Like poor old Henry nothing can mend the hole since we were designed by a personal God to find our needs met by the Person of His beloved Son and the Person of the Holy Spirit who, like the Son, delights to bring us into the presence of our Father day by day. Most importantly, He helps us to know experientially and marvel at His presence, which once proved and made real day in day out can be relied upon in ways and at times bucket- list pleasures can never deliver. To our utter dismay we have traded in the Triune God for a modern day idol. God and we have become virtual strangers. Peterson’s unholy Trinity of Holy Needs, Wants and Desires having sucked the vitality of real life out of us, keeps on letting us down [E. Peterson Eat this Book p.31ff]. Only Scripture internalised can nourish us through our last laps [Matt 4:4; John 4:13-14; 2 Cor 4:16-18; Eph 5:18-21; 1 Peter 1:3-9; 2 Peter 1:3-11].

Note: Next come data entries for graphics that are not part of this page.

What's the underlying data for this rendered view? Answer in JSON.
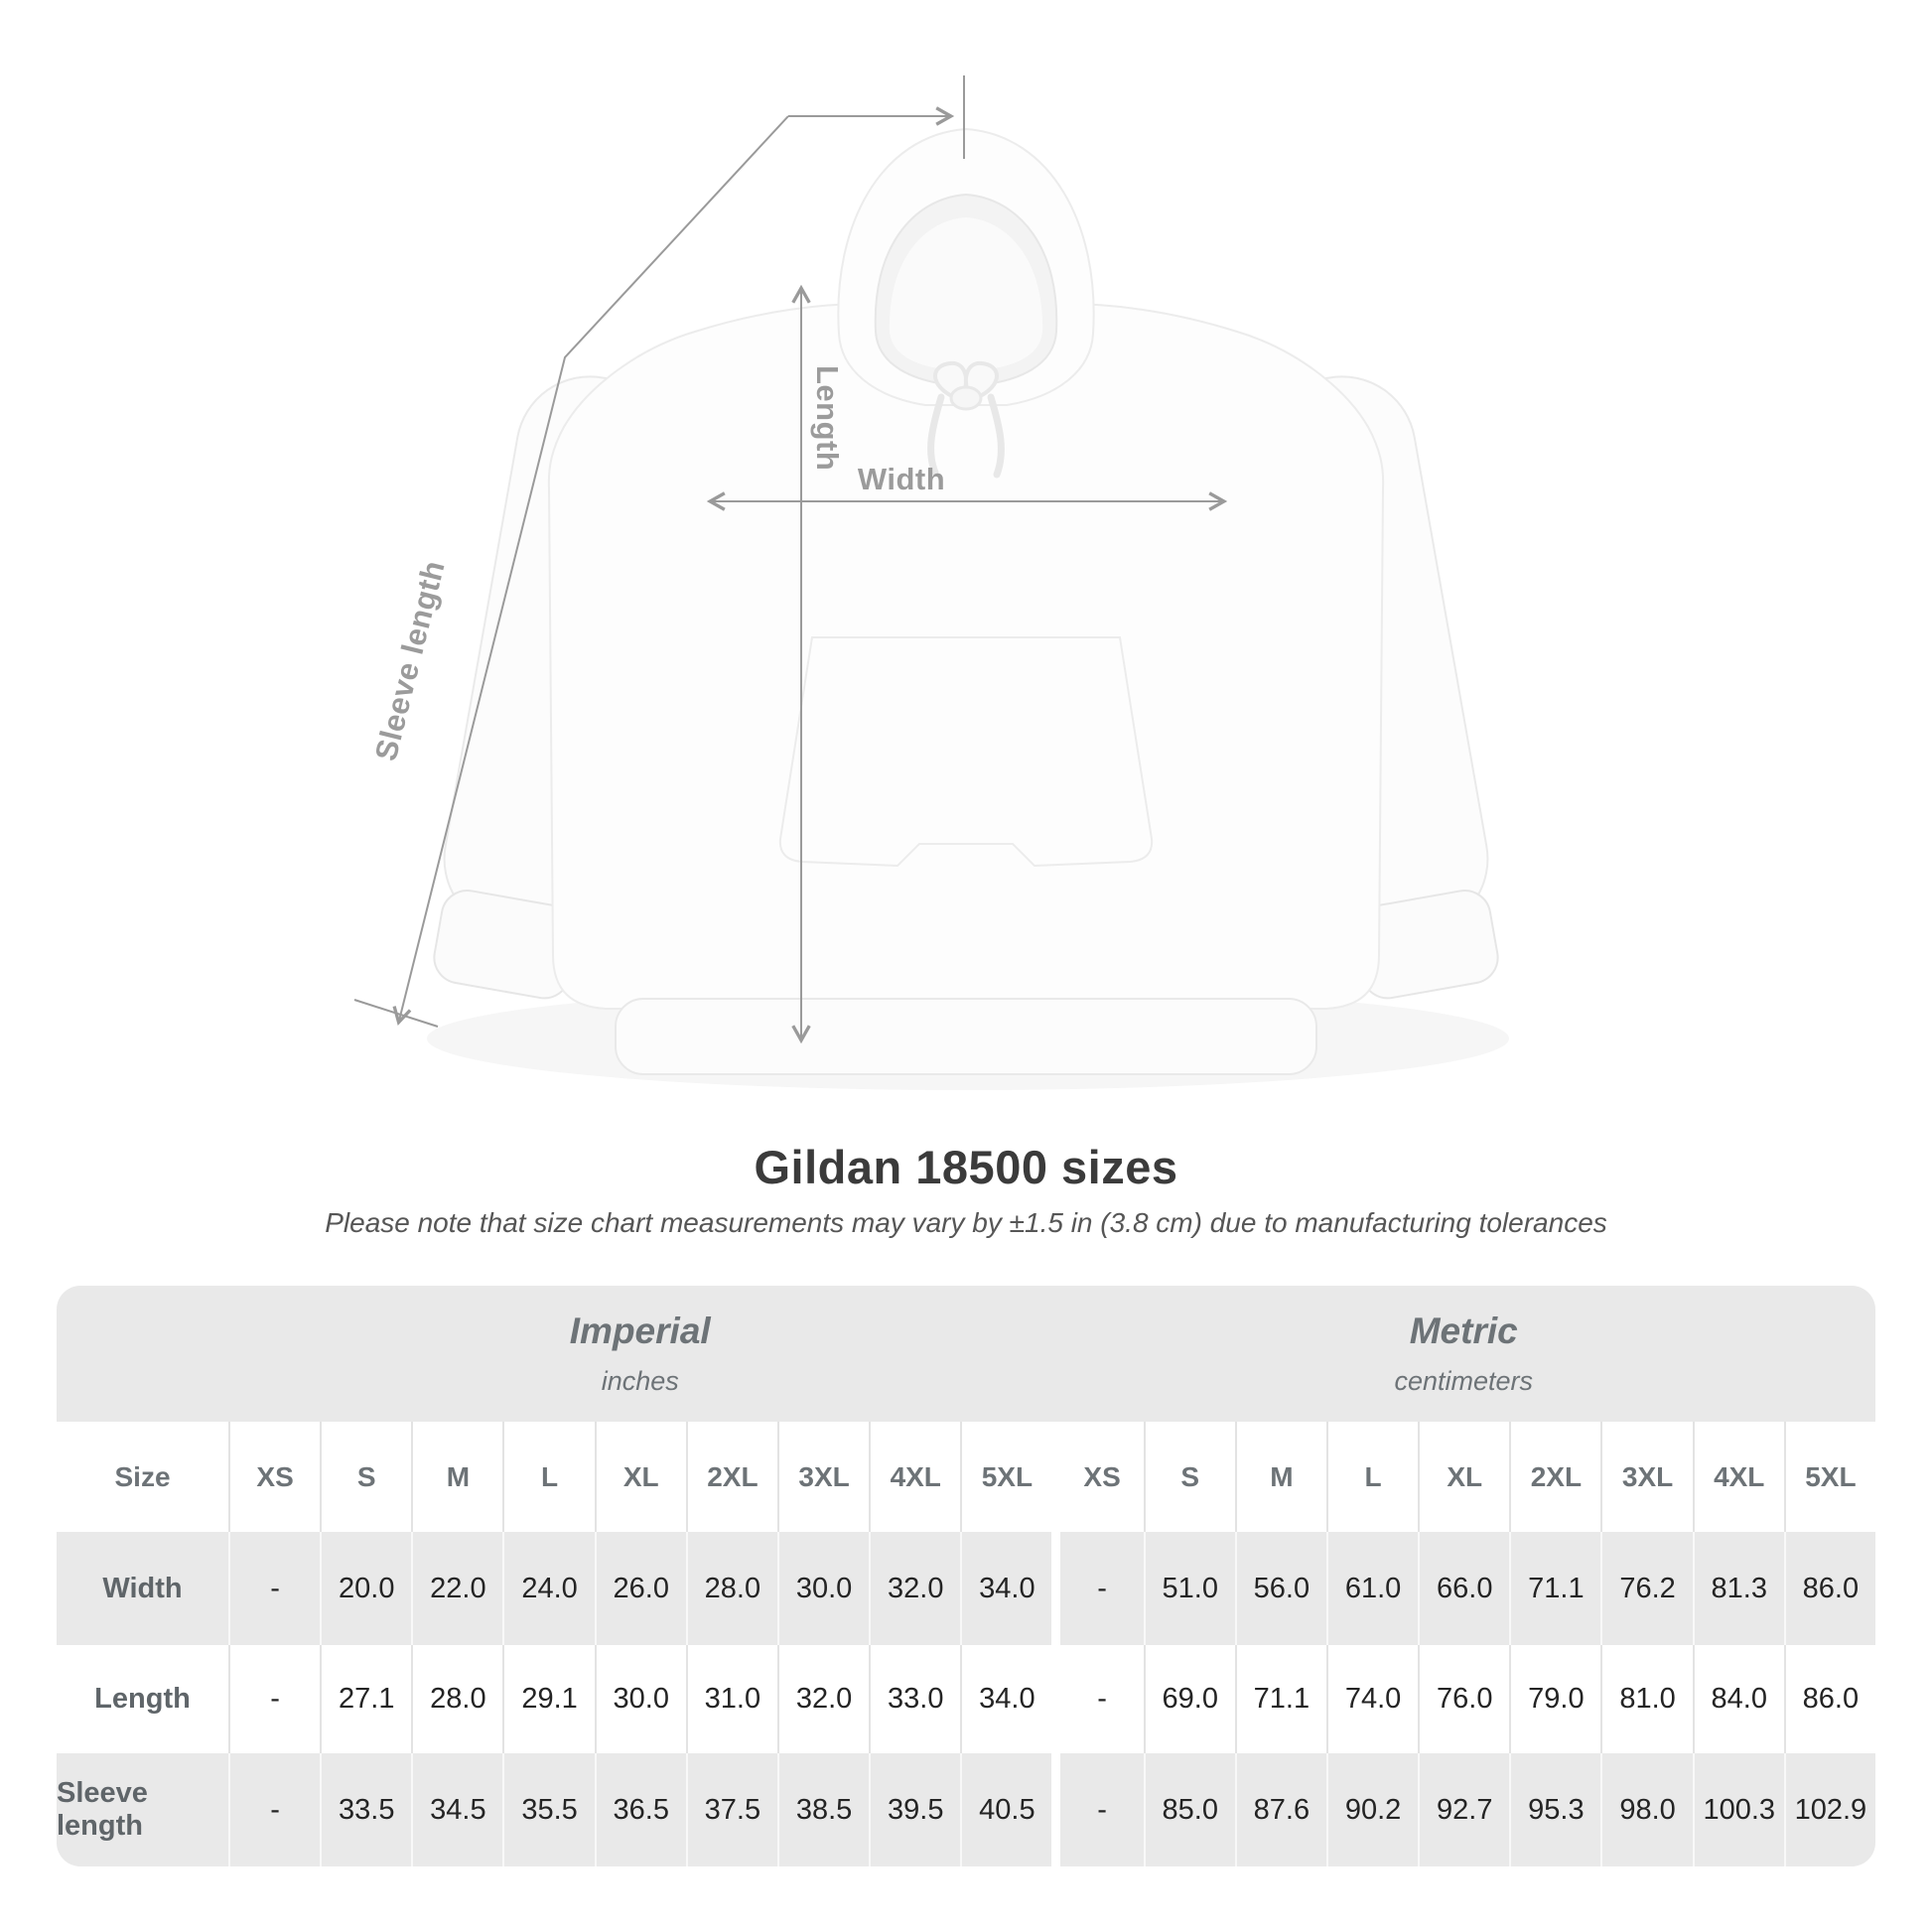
{
  "title": "Gildan 18500 sizes",
  "subtitle": "Please note that size chart measurements may vary by ±1.5 in (3.8 cm) due to manufacturing tolerances",
  "diagram": {
    "labels": {
      "length": "Length",
      "width": "Width",
      "sleeve": "Sleeve length"
    },
    "line_color": "#9a9a9a"
  },
  "colors": {
    "table_band": "#e9e9e9",
    "row_alt": "#e9e9e9",
    "heading_text": "#6d7377",
    "value_text": "#242424",
    "annotation": "#9b9b9b"
  },
  "table": {
    "size_header": "Size",
    "groups": [
      {
        "label": "Imperial",
        "sublabel": "inches"
      },
      {
        "label": "Metric",
        "sublabel": "centimeters"
      }
    ],
    "sizes": [
      "XS",
      "S",
      "M",
      "L",
      "XL",
      "2XL",
      "3XL",
      "4XL",
      "5XL"
    ],
    "rows": [
      {
        "label": "Width",
        "imperial": [
          "-",
          "20.0",
          "22.0",
          "24.0",
          "26.0",
          "28.0",
          "30.0",
          "32.0",
          "34.0"
        ],
        "metric": [
          "-",
          "51.0",
          "56.0",
          "61.0",
          "66.0",
          "71.1",
          "76.2",
          "81.3",
          "86.0"
        ]
      },
      {
        "label": "Length",
        "imperial": [
          "-",
          "27.1",
          "28.0",
          "29.1",
          "30.0",
          "31.0",
          "32.0",
          "33.0",
          "34.0"
        ],
        "metric": [
          "-",
          "69.0",
          "71.1",
          "74.0",
          "76.0",
          "79.0",
          "81.0",
          "84.0",
          "86.0"
        ]
      },
      {
        "label": "Sleeve length",
        "imperial": [
          "-",
          "33.5",
          "34.5",
          "35.5",
          "36.5",
          "37.5",
          "38.5",
          "39.5",
          "40.5"
        ],
        "metric": [
          "-",
          "85.0",
          "87.6",
          "90.2",
          "92.7",
          "95.3",
          "98.0",
          "100.3",
          "102.9"
        ]
      }
    ]
  }
}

God, like my friend, tells it like it is, since He has designed us and knows both how we tick and how easily, even as believers, we can be thrown off track, even by good gifts. Since Satan loves to deflect believers from their Saviour, and we are [mostly] wise enough not to be thrown by obviously sinful behaviour, he will take something good and cause us to love it so much that it becomes the idol that destroys us. This happened in Jeremiah’s day where: my people have committed two sins; they have forsaken me, the spring of living water, and have dug their own cisterns, broken cisterns that cannot hold water [2:13]. How grateful we ought to be that COVID-19 helps expose our dependence on the enjoyment of pleasures rather than on Him of whom the Psalmist, and countless believers, have testified: You have made known to me the path of life; you will fill me with joy in your presence, with eternal pleasures at your right hand [Psalm 16:11]. With our gracious Lord at the Father’s right hand we are assured of the pleasure of being understood and welcomed into the Father’s presence as we pray, where our needs are met, our disappointments heard and understood [Heb 4:14-16]. More than that we travel the world daily with our prayer diaries and engage in our privileged work as intercessors [1 Peter 2:9-10]. By pouring our hearts and riches into serving others at home and meeting the needs of fellow believers the world over our buckets are filled, only to overflow in displays of other-person-generosity. We rediscover the promise of our risen Saviour: It is more blessed to receive [Acts 20:35], saving ourselves from the horror of a love that has grown cold [Matt 24:12] and the forsaking of our first love [Rev 2:4]. Being counted among the sheep [Matt 25:34-36] whose bucket- listed priority, like Ivan’s, is to serve one another and Christ, is the proven way of joy that satisfies us and spills over to others [John 4:13-14].